A 1ª Seção do Superior Tribunal de Justiça liberou a Fazenda Nacional para voltar a pedir a penhora de bens das empresas em recuperação judicial que não estão em dia com o fisco. Isso porque, por unanimidade de votos, os ministros optaram por desafetar o recurso especial que discutia a possibilidade do juiz de execução fiscal praticar atos de constrição - como penhora, sequestro e arresto - de empresa em recuperação judicial. Ao desafetar o recurso, os processos com a mesma controvérsia que estavam suspensos em todo o Brasil por conta da sistemática dos recursos repetitivos voltam à análise dos tribunais.

Segundo dados da Procuradoria-Geral da Fazenda Nacional (PGFN), dados contabilizados até abril de 2021 demonstram que a União tem R$ 170 bilhões em dívidas ativas devidas por empresas em recuperação judicial “com índice de regularidade (garantia, suspensão, parcelamento, transação) muito baixo, embora venham melhorando em razão da transação”, informou via nota.

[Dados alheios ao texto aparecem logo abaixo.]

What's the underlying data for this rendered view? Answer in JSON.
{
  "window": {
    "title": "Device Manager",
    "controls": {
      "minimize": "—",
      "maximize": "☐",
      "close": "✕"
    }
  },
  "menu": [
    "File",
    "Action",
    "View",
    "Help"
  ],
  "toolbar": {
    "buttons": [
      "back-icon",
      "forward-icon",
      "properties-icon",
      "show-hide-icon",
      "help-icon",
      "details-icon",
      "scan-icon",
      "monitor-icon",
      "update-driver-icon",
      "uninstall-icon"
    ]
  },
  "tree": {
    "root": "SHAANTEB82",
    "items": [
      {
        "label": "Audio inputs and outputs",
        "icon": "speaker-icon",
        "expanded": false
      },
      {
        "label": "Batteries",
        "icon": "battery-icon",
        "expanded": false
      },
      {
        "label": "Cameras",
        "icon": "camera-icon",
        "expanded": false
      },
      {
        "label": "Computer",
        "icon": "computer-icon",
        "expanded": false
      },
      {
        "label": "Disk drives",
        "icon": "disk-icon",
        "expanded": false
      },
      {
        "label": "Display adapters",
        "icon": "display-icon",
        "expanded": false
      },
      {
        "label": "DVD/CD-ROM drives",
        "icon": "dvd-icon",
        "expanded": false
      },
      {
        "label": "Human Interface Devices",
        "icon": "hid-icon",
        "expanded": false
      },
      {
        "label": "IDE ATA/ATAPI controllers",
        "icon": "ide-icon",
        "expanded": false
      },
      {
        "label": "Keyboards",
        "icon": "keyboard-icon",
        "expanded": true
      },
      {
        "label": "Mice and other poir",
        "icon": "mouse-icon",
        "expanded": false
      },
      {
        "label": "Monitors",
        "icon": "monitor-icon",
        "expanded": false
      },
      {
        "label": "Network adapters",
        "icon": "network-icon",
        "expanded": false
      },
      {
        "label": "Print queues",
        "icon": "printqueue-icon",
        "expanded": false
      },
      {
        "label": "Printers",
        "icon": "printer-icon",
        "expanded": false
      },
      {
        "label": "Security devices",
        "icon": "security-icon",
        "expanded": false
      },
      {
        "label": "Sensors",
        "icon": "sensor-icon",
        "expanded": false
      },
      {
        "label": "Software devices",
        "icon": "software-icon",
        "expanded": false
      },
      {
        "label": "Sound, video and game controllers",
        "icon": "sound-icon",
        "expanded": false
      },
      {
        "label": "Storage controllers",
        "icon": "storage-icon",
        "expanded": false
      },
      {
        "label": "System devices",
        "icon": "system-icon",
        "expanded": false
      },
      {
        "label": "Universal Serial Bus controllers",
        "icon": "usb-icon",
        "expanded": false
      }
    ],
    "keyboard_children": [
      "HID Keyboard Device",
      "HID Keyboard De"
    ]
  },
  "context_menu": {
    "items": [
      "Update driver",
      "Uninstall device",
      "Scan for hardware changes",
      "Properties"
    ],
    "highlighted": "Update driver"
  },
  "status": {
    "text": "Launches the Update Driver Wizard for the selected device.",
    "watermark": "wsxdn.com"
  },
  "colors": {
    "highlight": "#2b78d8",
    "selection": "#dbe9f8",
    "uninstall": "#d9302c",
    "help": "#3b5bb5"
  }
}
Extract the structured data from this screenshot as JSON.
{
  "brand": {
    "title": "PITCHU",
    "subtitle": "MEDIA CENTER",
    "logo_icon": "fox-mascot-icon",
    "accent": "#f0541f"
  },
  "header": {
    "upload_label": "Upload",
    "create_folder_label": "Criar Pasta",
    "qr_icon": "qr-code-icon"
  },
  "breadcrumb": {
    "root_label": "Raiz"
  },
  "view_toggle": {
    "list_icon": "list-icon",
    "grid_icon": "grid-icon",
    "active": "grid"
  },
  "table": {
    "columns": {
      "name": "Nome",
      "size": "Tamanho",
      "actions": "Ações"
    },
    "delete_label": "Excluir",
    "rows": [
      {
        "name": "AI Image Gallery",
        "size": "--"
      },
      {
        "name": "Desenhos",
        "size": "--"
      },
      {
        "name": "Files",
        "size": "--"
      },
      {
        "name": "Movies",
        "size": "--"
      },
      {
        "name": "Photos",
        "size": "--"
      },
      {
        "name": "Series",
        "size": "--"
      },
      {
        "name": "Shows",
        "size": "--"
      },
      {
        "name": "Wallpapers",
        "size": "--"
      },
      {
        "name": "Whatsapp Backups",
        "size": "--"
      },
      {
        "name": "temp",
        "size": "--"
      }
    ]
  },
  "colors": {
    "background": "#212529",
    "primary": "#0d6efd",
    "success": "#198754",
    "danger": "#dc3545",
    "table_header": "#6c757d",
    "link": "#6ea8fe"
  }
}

A Fazenda Nacional pediu a desafetação do tema alegando que a Lei 14.112/2020, que alterou a Lei de Falências (Lei 11.101/2005), responde a questão. Pelas modificações, a execução fiscal da empresa em recuperação judicial não fica suspensa e a constrição patrimonial é possível. No entanto, o juiz da recuperação judicial pode analisar se os bens penhorados podem prejudicar a manutenção das atividades da empresa e, assim, substituir a penhora proposta pelo juízo de execução fiscal.

Segundo Campbell, a nova legislação concilia os entendimentos das seções de direito público e privado quanto ao tema do processo. Na análise do ministro, caso a 1ª Seção, de Direito Público, fixasse um entendimento sobre o tema, poderia gerar conflito com a 2ª Seção, de Direito Privado.

Isso porque a Segunda Turma, que integra a 1ª Seção, entende que a execução fiscal não se suspende com a recuperação judicial, permitindo-se a realização de atos constritivos, principalmente quando evidenciada a inércia da empresa em recuperação em adotar as medidas para ficar em dia como o fisco, como, por exemplo, o parcelamento especial disciplinado pelo artigo 10-A da Lei 10552/2002.

Já a 2ª Seção reconhece a competência do juízo da recuperação judicial, entendendo que, embora a execução fiscal não possa ser suspensa, os atos de alienação e de constrição voltados contra o patrimônio das empresas submetem-se ao juízo da recuperação, por conta do princípio da conservação da empresa.